2. The method as claimed in claim 1, further comprising a step of assigning the nodes to have an identical hello interval (HI) value, which is a period for transferring the hello packet.

3. The method as claimed in claim 2, wherein the predetermined counter value and the value of the hello interval are transferred to the nodes by using a reserved field of a beacon frame.

4. The method as claimed in claim 1, wherein the predetermined counter value is a beacon interval counter value that changes according to transmission and reception of a beacon frame.

5. The method as claimed in claim 4, wherein each of the nodes renews its own beacon interval counter value to a beacon interval counter value of the beacon frame, when each of the nodes receives the beacon frame.

6. The method as claimed in claim 4, wherein each of the nodes changes its own beacon interval (BI) counter value and inserts a changed beacon interval (BI) counter value of said each node into a reserved field of the beacon frame to be transferred, when each node transmits the beacon frame.

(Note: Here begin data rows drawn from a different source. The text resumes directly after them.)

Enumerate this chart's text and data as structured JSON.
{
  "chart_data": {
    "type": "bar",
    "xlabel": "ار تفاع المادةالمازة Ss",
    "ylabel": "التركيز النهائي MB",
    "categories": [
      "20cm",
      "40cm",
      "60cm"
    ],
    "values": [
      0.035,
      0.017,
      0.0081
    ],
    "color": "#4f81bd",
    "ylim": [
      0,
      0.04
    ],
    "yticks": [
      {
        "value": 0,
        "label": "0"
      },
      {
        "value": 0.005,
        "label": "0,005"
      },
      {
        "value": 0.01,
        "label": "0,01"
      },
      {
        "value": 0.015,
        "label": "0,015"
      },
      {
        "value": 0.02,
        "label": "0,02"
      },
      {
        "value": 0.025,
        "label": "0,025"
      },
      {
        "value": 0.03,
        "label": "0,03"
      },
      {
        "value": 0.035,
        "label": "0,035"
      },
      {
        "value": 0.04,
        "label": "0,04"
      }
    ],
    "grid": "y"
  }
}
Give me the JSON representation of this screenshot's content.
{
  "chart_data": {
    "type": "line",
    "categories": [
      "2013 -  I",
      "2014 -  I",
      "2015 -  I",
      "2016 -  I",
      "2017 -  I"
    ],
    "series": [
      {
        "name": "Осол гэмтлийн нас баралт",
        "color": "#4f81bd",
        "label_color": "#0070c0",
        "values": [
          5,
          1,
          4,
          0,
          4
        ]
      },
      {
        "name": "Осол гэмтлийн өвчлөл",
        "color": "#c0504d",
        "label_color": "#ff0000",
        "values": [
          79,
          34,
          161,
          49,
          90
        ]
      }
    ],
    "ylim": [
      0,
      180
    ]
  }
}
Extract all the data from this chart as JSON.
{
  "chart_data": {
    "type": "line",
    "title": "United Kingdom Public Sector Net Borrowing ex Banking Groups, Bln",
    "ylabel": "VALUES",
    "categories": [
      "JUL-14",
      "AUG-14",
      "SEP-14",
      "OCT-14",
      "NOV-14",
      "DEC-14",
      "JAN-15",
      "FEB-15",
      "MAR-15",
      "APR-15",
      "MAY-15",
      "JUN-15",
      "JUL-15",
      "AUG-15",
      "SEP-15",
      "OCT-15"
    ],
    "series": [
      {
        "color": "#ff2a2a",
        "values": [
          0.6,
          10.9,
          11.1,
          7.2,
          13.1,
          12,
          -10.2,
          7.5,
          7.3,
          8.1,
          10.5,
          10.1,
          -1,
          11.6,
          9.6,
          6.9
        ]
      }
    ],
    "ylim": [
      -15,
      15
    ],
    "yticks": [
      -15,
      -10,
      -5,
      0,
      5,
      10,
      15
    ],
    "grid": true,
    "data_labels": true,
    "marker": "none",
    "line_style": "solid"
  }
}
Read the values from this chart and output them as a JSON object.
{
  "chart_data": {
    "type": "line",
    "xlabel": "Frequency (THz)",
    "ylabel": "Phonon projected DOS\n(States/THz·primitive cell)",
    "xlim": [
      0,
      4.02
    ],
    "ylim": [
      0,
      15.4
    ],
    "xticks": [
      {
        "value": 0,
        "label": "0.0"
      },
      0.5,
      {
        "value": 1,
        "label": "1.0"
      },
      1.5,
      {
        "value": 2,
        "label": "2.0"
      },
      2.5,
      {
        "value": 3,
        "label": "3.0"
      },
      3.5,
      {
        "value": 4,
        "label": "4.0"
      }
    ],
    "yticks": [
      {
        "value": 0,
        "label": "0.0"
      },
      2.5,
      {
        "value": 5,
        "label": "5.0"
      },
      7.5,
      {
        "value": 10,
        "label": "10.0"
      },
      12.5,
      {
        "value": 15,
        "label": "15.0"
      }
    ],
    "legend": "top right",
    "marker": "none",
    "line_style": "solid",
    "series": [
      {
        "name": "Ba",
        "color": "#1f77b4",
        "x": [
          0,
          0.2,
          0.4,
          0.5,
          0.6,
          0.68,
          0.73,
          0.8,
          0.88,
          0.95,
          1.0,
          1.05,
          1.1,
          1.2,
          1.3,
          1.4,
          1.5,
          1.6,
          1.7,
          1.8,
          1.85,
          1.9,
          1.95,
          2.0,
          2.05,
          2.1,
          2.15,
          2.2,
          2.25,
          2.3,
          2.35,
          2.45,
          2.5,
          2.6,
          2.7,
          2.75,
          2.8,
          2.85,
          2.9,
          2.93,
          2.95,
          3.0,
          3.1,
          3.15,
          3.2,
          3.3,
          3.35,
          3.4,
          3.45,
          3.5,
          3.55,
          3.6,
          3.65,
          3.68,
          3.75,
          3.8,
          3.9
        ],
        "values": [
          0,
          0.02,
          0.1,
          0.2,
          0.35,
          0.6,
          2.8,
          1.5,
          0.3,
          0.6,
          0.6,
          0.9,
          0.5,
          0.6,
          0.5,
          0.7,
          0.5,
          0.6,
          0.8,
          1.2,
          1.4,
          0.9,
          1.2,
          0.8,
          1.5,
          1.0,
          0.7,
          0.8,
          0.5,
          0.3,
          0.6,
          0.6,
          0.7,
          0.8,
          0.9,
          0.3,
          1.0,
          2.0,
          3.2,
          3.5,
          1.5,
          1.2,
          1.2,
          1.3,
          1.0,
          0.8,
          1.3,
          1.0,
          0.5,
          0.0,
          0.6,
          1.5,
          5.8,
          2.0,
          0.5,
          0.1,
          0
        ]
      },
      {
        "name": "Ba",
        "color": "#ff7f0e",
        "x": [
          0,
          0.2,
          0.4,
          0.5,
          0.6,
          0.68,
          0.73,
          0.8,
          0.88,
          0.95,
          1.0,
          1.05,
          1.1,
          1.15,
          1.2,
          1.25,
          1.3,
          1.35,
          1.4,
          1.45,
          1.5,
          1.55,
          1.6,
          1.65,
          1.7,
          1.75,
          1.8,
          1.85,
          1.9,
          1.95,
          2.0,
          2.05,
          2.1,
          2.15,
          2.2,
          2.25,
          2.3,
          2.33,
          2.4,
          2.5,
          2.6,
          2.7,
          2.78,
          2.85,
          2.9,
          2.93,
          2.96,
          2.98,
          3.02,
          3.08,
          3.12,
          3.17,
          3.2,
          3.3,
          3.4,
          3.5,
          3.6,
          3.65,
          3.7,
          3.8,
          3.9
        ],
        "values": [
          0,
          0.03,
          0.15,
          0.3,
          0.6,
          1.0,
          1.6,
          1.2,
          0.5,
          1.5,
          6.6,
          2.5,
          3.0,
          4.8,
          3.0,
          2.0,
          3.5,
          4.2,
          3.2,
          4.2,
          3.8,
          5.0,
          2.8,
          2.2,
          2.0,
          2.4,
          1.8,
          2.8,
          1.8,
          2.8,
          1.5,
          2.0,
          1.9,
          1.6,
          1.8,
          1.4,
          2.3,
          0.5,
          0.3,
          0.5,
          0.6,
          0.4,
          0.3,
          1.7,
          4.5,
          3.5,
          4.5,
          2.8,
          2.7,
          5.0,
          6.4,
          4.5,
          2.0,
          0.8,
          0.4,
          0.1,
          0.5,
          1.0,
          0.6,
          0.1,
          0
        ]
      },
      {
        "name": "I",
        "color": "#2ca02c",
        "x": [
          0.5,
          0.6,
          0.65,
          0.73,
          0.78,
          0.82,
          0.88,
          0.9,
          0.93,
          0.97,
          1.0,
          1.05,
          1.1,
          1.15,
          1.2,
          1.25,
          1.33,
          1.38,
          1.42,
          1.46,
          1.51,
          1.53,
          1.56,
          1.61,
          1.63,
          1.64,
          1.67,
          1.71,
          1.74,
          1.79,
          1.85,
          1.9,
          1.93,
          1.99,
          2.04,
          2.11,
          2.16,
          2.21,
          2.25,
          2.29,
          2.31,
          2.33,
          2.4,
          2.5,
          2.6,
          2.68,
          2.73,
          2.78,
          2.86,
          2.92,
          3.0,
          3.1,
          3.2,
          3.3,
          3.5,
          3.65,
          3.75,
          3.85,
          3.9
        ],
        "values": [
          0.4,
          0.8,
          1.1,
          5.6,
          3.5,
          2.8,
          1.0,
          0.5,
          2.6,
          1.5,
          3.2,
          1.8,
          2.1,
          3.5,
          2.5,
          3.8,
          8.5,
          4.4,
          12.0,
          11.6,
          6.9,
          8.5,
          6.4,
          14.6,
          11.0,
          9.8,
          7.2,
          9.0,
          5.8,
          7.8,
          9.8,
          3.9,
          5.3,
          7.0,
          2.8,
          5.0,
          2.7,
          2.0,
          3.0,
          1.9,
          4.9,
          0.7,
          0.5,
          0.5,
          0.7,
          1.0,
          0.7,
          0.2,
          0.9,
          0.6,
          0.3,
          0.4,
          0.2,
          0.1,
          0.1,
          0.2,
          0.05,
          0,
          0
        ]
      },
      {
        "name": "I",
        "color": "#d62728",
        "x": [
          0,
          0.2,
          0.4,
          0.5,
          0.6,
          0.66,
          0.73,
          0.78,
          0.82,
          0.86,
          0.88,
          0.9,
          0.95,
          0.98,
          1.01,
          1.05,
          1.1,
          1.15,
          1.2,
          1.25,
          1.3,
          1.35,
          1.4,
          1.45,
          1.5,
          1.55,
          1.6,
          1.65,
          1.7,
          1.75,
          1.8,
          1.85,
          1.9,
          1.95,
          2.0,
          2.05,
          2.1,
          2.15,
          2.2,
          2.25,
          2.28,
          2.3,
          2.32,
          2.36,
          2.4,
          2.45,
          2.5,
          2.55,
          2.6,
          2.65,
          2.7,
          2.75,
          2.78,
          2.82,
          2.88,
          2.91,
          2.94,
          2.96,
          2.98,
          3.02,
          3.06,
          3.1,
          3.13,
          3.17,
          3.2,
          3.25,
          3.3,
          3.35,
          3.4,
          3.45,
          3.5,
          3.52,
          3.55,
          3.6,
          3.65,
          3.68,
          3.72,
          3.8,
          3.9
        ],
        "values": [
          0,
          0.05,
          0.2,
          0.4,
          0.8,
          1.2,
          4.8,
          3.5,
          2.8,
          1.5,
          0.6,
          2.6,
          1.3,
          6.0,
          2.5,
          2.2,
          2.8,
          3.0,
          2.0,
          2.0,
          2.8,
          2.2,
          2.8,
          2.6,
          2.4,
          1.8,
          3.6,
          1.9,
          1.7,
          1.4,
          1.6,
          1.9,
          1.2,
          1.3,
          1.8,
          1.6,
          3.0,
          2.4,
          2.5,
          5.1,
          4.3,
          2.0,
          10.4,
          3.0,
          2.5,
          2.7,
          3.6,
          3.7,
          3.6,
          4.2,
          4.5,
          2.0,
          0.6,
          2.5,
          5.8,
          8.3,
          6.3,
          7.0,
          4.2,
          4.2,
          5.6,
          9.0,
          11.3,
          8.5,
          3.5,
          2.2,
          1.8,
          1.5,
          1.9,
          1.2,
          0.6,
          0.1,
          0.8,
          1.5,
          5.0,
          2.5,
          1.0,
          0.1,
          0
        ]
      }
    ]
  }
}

7. A method of transmitting a hello packet in a mobile ad hoc network (MANET) by a medium access control protocol layer module, the method comprising the steps of:

changing a predetermined counter value upon one of a beacon frame transmission and a beacon frame reception;

maintaining an awake state after waking up during a predetermined beacon interval (BI) according to the predetermined counter value; and

performing one of transmitting and receiving the hello packet.

8. The method as claimed in claim 7, wherein the predetermined counter value is a beacon interval (BI) counter value that changes according to one of the transmission and the reception of the beacon frame.

9. The method as claimed in claim 8, wherein, when the beacon frame is transmitted, the beacon interval counter value of each of a plurality of nodes is changed and a changed beacon interval (BI) counter value is inserted in a reserved field of the beacon frame to be transferred, and when the beacon frame is received, the beacon interval counter value of each of the plurality of nodes is renewed to the beacon interval counter value of the beacon frame.